³ UK Catalysis Hub, Research Complex at Harwell RAL, Oxford, OX11 0FA, UK and Kathleen Lonsdale Building Department of Chemistry University College London Gordon Street London WC1H 0AJ UK.
⁴ Dipartimento di Scienze Chimiche Università di Padova Via Marzolo 1 35131 Padova Italy.

Abstract

The electrocatalytic activity of La_1-x Ba _x MnO₃ nanoparticles towards the oxygen reduction reaction (ORR) is investigated as a function of the A-site composition.
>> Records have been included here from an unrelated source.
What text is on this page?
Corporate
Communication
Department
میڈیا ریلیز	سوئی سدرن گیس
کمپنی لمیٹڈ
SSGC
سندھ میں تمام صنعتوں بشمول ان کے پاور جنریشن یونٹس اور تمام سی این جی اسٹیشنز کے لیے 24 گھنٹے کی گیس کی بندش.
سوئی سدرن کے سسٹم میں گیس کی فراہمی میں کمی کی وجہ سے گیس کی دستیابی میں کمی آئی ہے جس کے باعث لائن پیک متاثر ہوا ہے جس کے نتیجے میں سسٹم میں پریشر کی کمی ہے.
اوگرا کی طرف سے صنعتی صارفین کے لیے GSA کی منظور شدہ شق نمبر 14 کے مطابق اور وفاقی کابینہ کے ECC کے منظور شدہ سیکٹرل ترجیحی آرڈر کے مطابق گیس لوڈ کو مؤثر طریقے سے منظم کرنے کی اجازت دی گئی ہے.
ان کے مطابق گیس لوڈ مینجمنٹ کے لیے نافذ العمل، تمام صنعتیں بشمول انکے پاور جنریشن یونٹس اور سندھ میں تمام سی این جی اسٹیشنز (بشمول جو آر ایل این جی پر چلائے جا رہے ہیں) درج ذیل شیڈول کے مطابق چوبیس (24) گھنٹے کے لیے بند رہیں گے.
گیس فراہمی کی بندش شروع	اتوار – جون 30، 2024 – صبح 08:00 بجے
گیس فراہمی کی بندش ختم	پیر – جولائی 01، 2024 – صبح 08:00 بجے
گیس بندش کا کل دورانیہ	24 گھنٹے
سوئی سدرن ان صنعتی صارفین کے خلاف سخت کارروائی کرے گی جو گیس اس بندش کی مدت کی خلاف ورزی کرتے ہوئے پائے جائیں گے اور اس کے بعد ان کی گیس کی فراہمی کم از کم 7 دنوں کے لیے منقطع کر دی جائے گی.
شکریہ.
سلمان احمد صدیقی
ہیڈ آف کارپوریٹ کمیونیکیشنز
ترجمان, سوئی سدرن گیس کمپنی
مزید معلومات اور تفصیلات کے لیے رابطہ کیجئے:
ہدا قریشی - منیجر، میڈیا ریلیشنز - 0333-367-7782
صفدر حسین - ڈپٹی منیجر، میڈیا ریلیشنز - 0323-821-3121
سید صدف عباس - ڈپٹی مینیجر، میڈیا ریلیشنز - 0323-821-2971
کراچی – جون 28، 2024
Phase-pure oxide nanoparticles with a diameter in the range of 40 to 70 nm were prepared by using an ionic liquid route and deposited onto mesoporous carbon films. The structure and surface composition of the nanoparticles are probed by XRD, TEM, EDX, and XPS. Electrochemical studies carried out under alkaline conditions show a strong correlation between the activity of La_1-x Ba _x MnO₃ and the effective number of reducible Mn sites at the catalysts layer. Our analysis demonstrates that, beyond controlling particle size and surface elemental segregation, understanding and controlling Mn coordination at the first atomic layer is crucial for increasing the performance of these materials.

Keywords: Electrocatalysis; La1-xBaxMnO3; kinetics; oxygen reduction reaction; perovskite nanoparticles.